One of the main concerns when combining triplet agents was the potential for increased side-effect profile, especially myelosuppression and infections. The venetoclax was administered on D1-28 in the venetoclax-based two-drug combination regimen for R/R AML [8, 29]. Venetoclax was given for 7–14 days per course in the venetoclax-based three drug or four drug combination regimen for high-risk myelodysplastic syndrome or R/R AML [31, 52]. To acknowledge that, we implemented a reduced venetoclax dosing from 28 to 14 days per course. The goal was to maximize the potentiation of venetoclax during the period of combination chemotherapy and allow sufficient time for marrow recovery. The results of VAH regimen were encouraging. The VAH regimen was well tolerated with low treatment-related mortality. The times to count recovery and infections were similar to other venetoclax-based treatment [29, 31, 32]. Grade 3–4 adverse events were mainly febrile neutropenia and infectious complications. The grade 4–5 febrile neutropenia and treatment-related death was 11.4% and 4.2%, respectively. Although cross-trial comparisons might be made with caution, the febrile neutropenia and treatment-related death rates were similar to other venetoclax-based combination therapy for AML [29, 52].

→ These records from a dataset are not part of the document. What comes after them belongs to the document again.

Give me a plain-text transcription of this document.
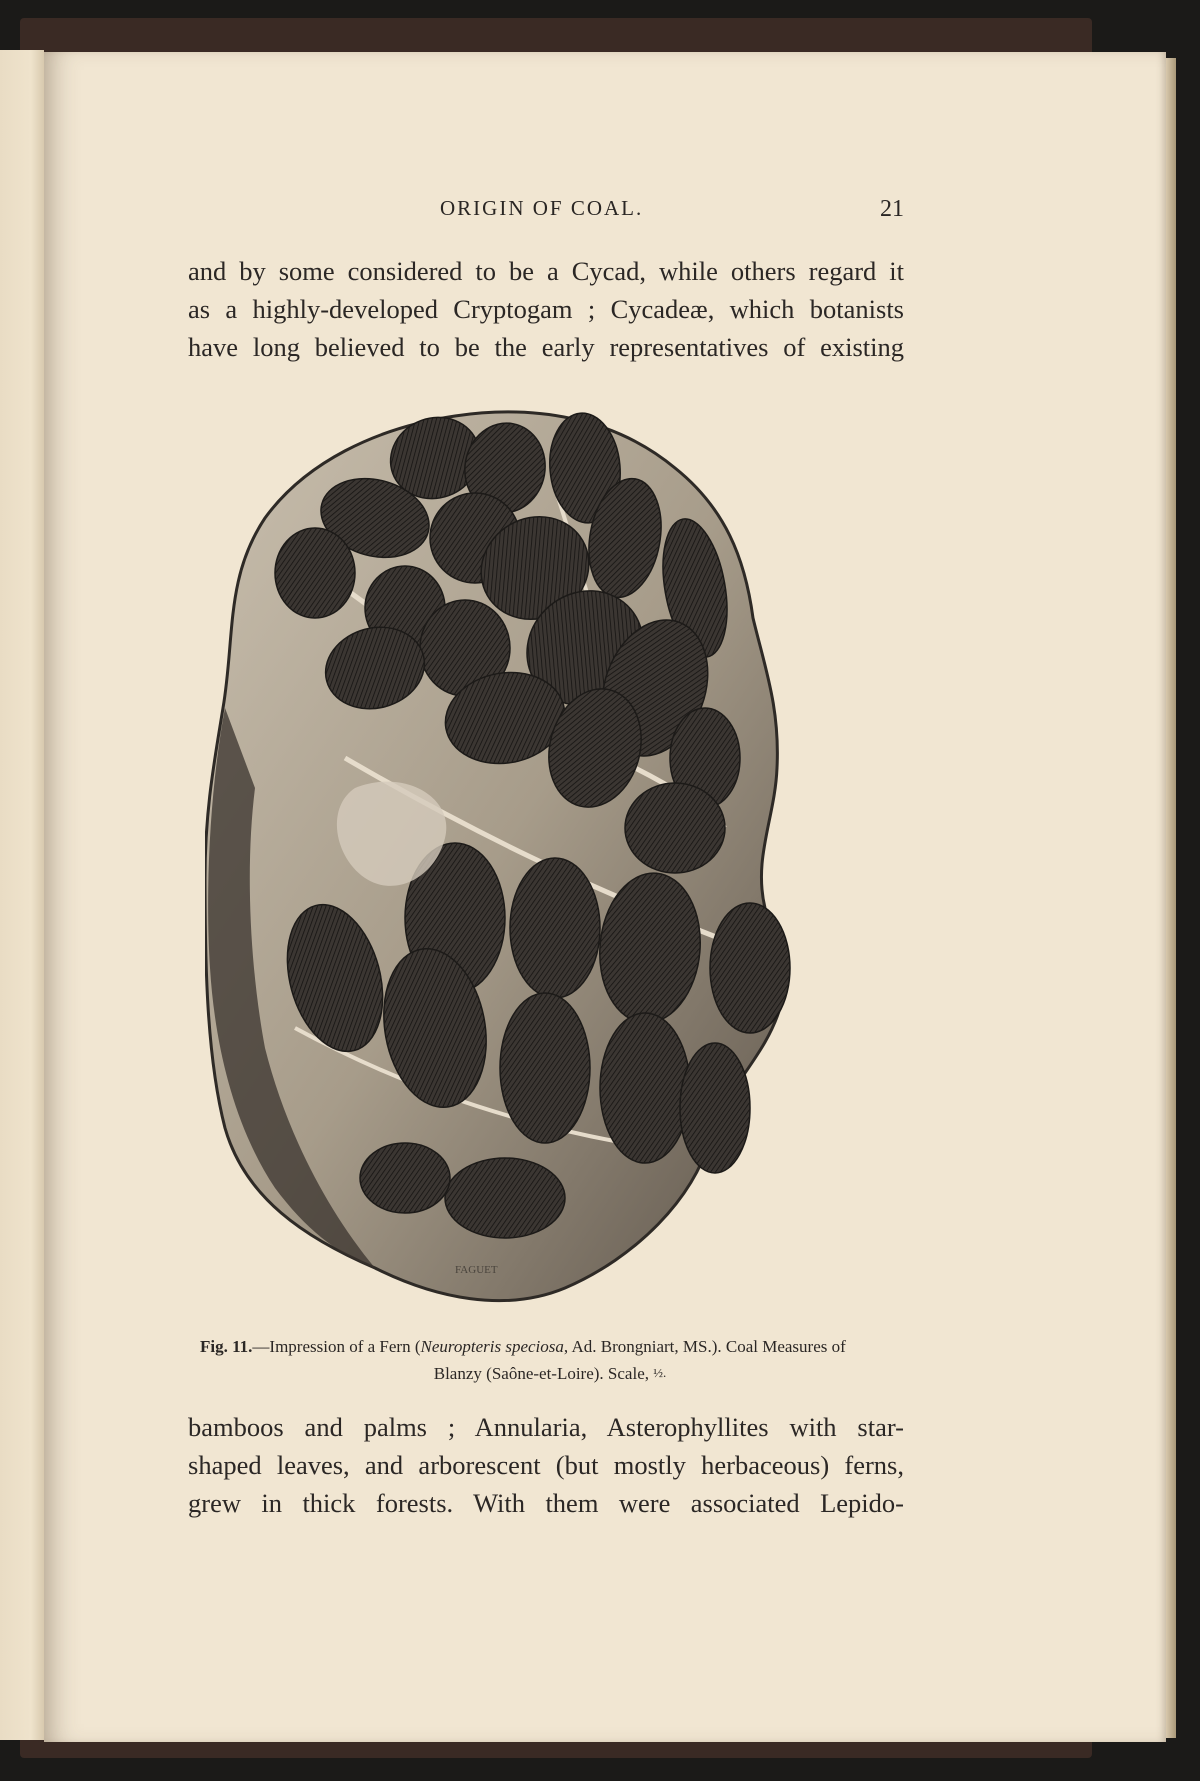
ORIGIN OF COAL.	21
and by some considered to be a Cycad, while others regard it
as a highly-developed Cryptogam ; Cycadeæ, which botanists
have long believed to be the early representatives of existing
FAGUET
Fig. 11.—Impression of a Fern (Neuropteris speciosa, Ad. Brongniart, MS.). Coal Measures of
Blanzy (Saône-et-Loire). Scale, ½.
bamboos and palms ; Annularia, Asterophyllites with star-
shaped leaves, and arborescent (but mostly herbaceous) ferns,
grew in thick forests. With them were associated Lepido-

Our study has some limitations. It is a single-arm trial that limit the conclusions. Although our median follow-up is more than a year, longer follow-up is needed to confirm the durability of the responses and long-term survival.


In summary, this study represents the first study to explore the efficacy and safety of VAH regimen in R/R AML. VAH regimen is a promising, and well-tolerated regimen in R/R AML, with high CRc rates and encouraging survival. This study can provide the basis for future randomized comparisons to help confirm the benefit.